String Comparison using PHP mysql_* SET NAMES UTF

2019-07-22 20:17发布

问题:

I have a Mysql table with column State - the states are from across Europe - and the table and columns are in utf8_unicode_ci.

When I call the database I use

mysql_select_db($database_WTF, $WTF);
mysql_query('SET NAMES utf8');
$query_Recordset1 = "SELECT * 
     FROM newmeets
     WHERE newmeets.`State` IS NOT NULL 
     AND newmeets.`State` !=  ''
     ORDER BY newmeets.`State` ASC ";

I then run it though this simple loop

mysql_select_db($database_WTF, $WTF);
mysql_query('SET NAMES utf8');
$query_Recordset1 = "SELECT * 
     FROM newmeets
     WHERE newmeets.`State` IS NOT NULL 
     AND newmeets.`State` !=  ''
     ORDER BY newmeets.`State` ASC ";

$LastState = "";
do {
    echo
    var_dump($LastState == $row_Recordset1['State']);
    echo $row_Recordset1['State'];
    $LastState = $row_Recordset1['State'];
    var_dump($LastState == $row_Recordset1['State']);
    echo "<hr>";
} while ($row_Recordset1 = mysql_fetch_assoc($Recordset1));

The first time when it hits a new value as expected I get:

boolean false
BRUSSELS
boolean true

The next time I get:

boolean true
BRUSSELS
boolean true

Much as I would expect.

The problem comes when it hits non latin characters when each pass produces:

boolean false
Baden-Württember
boolean true

When I set them to be equal they are, and then when the next record is pulled (and each record has been entered identically) it fails, this is when I have used the same encoding, I actually need it to recognise they are the same even if the characters are entered differently.

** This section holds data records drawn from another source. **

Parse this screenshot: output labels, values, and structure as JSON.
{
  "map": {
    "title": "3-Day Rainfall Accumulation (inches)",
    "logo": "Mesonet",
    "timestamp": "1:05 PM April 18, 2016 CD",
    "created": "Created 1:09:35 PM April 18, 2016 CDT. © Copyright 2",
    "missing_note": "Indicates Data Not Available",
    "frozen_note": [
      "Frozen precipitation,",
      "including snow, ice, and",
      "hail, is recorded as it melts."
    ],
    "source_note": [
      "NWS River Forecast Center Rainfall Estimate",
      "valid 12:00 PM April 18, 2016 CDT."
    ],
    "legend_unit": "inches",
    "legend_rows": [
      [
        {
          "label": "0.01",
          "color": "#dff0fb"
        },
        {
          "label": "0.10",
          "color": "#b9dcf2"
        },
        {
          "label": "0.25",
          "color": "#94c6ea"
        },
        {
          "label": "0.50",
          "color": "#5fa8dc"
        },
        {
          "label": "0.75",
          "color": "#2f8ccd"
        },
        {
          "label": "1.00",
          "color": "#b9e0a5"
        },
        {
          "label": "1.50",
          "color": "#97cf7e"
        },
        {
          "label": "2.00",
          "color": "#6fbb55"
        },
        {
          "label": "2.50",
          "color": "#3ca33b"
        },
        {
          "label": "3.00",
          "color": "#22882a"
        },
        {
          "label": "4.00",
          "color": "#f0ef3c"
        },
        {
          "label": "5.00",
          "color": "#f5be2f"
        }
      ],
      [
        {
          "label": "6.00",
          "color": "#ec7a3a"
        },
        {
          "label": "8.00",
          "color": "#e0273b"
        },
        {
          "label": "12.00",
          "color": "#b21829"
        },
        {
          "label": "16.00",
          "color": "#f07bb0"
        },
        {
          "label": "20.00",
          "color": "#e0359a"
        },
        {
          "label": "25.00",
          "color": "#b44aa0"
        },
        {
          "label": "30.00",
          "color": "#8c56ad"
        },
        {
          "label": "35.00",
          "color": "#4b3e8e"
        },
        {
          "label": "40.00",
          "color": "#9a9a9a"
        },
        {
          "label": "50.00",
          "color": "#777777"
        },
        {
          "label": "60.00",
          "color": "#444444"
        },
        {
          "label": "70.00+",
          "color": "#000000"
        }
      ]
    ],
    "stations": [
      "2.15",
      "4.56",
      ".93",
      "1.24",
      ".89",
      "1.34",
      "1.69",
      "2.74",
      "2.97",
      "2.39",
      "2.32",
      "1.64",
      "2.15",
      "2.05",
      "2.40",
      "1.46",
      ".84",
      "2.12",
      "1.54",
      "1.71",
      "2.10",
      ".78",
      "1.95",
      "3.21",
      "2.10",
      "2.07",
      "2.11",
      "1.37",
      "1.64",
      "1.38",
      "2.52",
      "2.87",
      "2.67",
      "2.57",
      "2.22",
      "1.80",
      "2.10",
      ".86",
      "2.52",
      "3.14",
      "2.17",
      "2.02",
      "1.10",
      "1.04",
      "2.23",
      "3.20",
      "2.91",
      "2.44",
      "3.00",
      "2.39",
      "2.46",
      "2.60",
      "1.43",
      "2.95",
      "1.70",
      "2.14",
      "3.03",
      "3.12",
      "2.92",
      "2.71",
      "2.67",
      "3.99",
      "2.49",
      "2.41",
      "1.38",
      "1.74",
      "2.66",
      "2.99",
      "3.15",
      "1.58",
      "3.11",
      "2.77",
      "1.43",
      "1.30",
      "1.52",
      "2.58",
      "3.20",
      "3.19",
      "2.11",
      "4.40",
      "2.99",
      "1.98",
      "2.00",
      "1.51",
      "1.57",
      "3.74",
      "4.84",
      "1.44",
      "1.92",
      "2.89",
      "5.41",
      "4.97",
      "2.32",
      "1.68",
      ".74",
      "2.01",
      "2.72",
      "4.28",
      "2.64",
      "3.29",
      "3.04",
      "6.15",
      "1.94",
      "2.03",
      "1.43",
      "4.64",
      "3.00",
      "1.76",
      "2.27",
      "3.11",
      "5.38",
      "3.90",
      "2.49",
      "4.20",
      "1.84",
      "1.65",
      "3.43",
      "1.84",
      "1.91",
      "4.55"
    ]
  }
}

Regardless of what is happening I have tried utf8_encode and Normalizer::normalize to get a true result from the comparison so I can use this in a control structure (e.g. if you've seen it last time don't print it this time) but it fails.

回答1:

It looks like you have a normalization problem in your database. Instead of storing the same state as string over and over again, put all state names into a table of it's own and reference them.

This will also ensure that you do not - e.g. by accident - put binary different but equally looking data into different rows you're not able to properly align later on as you just did.

Alternatively you should query distinct rows and update them, so that you do at least have the same binary string data for same-named states. E.g. if Mysql is able to actually align these state strings but PHP - due to it's binary nature of strings - is not.